Nada mais verdadeiro do que afirmar, sem hesitação, que o binômio de uma solidão urbana extrema acoplada aos traumas de uma guerra como a do Vietnã é capaz de gerar uma legião de psicopatas. Viu-se no cinema, em incontáveis obras, que o chamado período de adaptação ao voltar da guerra tornava-se uma condição duradoura, quase que permanente, em que a memória do veterano brotava em jorros e a agressividade, não mais latente, atingia todos a sua volta. O motorista de taxi Travis Bickle, um dos personagens eternizados pelo diretor norte-americano Martin Scorsese, já tem em seus 26 anos de existência um arsenal de radicalismos e de misantropia como se tivesse vivido algumas décadas a mais.

Com roteiro de Paul Schrader, em Taxi Driver – que volta aos cinemas em versão restaurada em 4K –, Scorcese situa Travis no centro absoluto da ação e da reação. Insone, sem maiores objetivos, espectador assíduo de filmes pornográficos, ele quer manter-se ocupado, adapta-se a qualquer oferta de trabalho e termina por ser motorista de táxi na insalubre noite de certas regiões nova-iorquinas. Seus passageiros retratam a cidade infecta que ele gostaria de ver varrida por uma chuva que apagaria sua imundície humana, revelando um moralismo justiceiro exacerbado de contornos trágicos. Atraído por uma bela Betsy (Cybill Shepherd), cabo eleitoral de um candidato ao Senado, Travis e sua falta de traquejo e de experiência a levam a um cinema pornô, o que elimina qualquer possibilidade de um envolvimento amoroso, um gatilho para sua frustração crescente. Mas é com a aparição brusca de Iris, uma prostituta de 12 anos – a irretocável Jodie Foster –, que Travis vê despertar em si a raiva incontrolável contra o mundo que ele tem de limpar e no qual quer se ver livre de cafetões como Sport (Harvey Keitel, em grande composição).

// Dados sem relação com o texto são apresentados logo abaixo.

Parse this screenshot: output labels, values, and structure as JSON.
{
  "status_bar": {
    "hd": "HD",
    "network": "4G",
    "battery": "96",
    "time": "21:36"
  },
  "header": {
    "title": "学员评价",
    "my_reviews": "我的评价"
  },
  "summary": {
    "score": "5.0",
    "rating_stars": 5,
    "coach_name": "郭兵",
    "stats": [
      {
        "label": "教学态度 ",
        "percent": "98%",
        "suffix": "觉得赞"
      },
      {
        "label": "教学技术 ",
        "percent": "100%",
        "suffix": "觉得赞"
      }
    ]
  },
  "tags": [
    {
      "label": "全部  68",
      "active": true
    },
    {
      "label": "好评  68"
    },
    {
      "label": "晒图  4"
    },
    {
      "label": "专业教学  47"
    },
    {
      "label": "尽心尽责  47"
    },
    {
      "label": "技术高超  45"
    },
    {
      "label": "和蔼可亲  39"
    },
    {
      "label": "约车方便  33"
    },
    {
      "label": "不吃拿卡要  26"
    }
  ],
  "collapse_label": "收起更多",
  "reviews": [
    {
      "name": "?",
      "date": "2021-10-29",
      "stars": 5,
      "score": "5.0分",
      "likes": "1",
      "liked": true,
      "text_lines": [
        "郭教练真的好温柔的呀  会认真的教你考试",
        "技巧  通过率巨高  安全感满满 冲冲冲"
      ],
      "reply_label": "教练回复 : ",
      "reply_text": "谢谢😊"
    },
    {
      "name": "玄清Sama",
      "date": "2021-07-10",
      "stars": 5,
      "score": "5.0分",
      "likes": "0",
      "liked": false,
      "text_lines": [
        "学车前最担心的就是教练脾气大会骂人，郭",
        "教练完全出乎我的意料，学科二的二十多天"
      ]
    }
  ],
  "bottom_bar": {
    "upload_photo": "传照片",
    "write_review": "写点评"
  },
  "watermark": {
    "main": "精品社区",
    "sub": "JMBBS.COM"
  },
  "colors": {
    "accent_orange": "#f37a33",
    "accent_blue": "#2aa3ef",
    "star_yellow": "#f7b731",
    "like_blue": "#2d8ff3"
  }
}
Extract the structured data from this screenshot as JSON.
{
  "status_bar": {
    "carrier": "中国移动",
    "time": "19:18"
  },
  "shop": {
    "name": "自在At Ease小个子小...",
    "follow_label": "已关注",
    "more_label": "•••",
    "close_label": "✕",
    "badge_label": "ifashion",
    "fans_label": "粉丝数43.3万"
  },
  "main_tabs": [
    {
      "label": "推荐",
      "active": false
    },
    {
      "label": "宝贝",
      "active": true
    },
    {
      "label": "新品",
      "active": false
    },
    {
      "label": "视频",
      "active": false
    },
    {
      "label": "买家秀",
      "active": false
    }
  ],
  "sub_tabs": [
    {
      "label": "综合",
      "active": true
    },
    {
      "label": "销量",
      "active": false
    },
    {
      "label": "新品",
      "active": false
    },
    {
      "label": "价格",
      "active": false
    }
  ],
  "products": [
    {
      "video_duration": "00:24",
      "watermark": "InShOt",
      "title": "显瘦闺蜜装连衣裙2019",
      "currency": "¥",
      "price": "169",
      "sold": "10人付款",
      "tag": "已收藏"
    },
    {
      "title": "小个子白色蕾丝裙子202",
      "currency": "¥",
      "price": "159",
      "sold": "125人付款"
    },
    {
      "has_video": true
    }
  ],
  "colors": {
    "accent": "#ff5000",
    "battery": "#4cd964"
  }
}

Robert de Niro, soberbo como Travis, falando com si mesmo frente ao espelho, perguntando “você está falando comigo?”, fruto de uma improvisação, tornou-se uma síntese da solidão que se transformaria em fúria. A câmera de Scorsese possui a sensualidade e a ousadia de colocar no centro da tela um retrovisor, o chão molhado, somente a chuva, em movimentos que, com a música de Bernard Herrmann – o compositor favorito de Alfred Hitchcock –, já vislumbravam que Taxi Driver se tornaria nada menos que um clássico.